A number of scientists have been documenting changes in the incidence of fires in BC by looking at the stories that tree rings tell. René Alfaro writes, “Dating of fire scars in the Cariboo-Chilcotin Plateau of central British Columbia indicated that fires were much less frequent in the 20th century than they were in the 19th century.”19 Lori Daniels and Wesley Brooke studied the Alex Fraser Forest in the 140 Mile area. They examined tree rings going back to 1619, when King James I was on the English throne. Twenty-two fires occurred from 1619 to 1943, but none after that.20 The accumulation of incendiary materials increased the probability that when fires did break out they would be larger, hotter and more aggressive. In 2017, forests monitored by both the Cariboo and the Kamloops Fire Centres had, on average, three times more fuel available for combustion than they had from 1996 to 2005, and well above the levels in 2003 and 2010, in themselves notable fire seasons.21

In addition, BC’s silvaculture has relied heavily on one species. “Single-species planting of lodgepole pine (Pinus contorta var. latifolia) following clear-cut logging or wildfire has been common throughout interior British Columbia,” forestry consultant Jean Roach writes. Pines are fast-growing and desirable so they were cultivated even outside their traditional range.22 Because they were planted after clear-cuts, the resulting stands were mostly uniform in age. Years of fire suppression ensured that these cohorts grew to be quite mature, but the older they were, the more vulnerable they were to the pine beetle. Many trees became susceptible all at the same time. Yes, global warming contributed to the epidemic, but so did clear-cutting and species selection. We helped to create the conditions needed for an outbreak, which in turn put our woods in danger of mega-fires.

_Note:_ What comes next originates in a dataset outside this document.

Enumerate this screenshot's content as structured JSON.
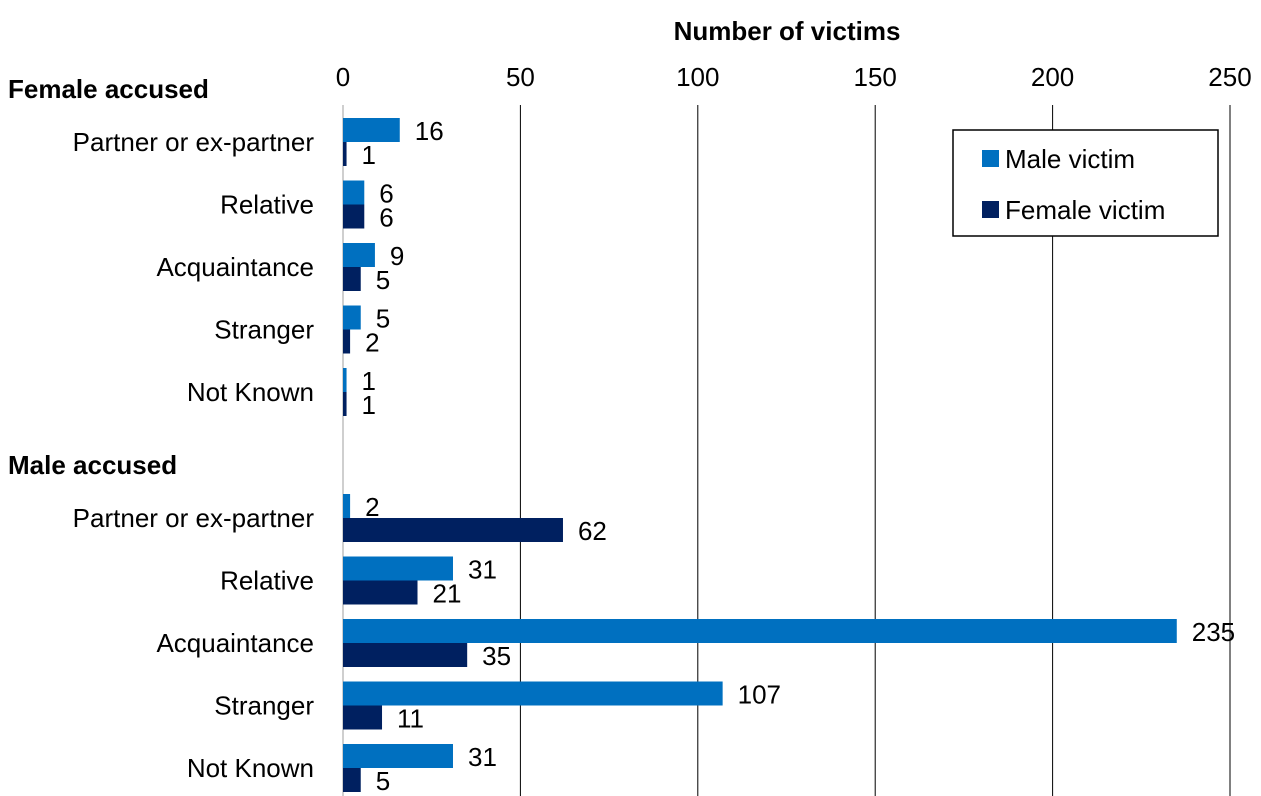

On July 7, 2017, the stage was set. It only takes one spark to start a blaze, and a plethora of sparks hit BC when a ferocious thunderstorm cut a wide swath through the province’s Interior. A total of 138 fires started that day, and at 9:30 in the evening, Todd Stone, the Minister of Transportation, declared a provincial state of emergency.

Like many British Columbians, I was glued to the news about the fires. I worried about our summer place at Sheridan Lake, which had been in my husband’s family for sixty years. Some people’s houses were destroyed half an hour after they first saw flames, and I didn’t think we were particularly well-prepared for fires that volatile. I was concerned about my friends and neighbours too. I knew how many of them loved their homes and cottages and how, in some families, the attachment to a ranch or lake went back for generations.

Certainly there were losses, but as the summer went on, I also came across wonderful stories about how people coped in trying circumstances. I thought we could learn lessons from them about the importance of community—apparent in so many ways. British Columbians looked after strangers who had no place to go. They helped each other rescue and shelter animals. They pooled information. I wanted to share what I had learned, so I began to collect anecdotes for a book. I liked the idea of being a conduit for the people whose voices I heard—for those who lost their homes and cottages, for those who were evacuated and displaced, for those who fought the fires raging around them, and for those who watched helplessly from the sidelines.

I spoke to ranchers, cottagers, First Nations people, RCMP members, evacuees, store and resort owners, search and rescue officers, firefighters, mayors, park rangers, pilots and volunteers. I was often able to see events from several perspectives. And I discovered the as-yet-untold story of how Williams Lake was saved.

Many people allowed me to have glimpses into their lives and I saw how they met disaster head-on. They were brave, resourceful and kind. Among other things, this book is a tribute to their generous spirit.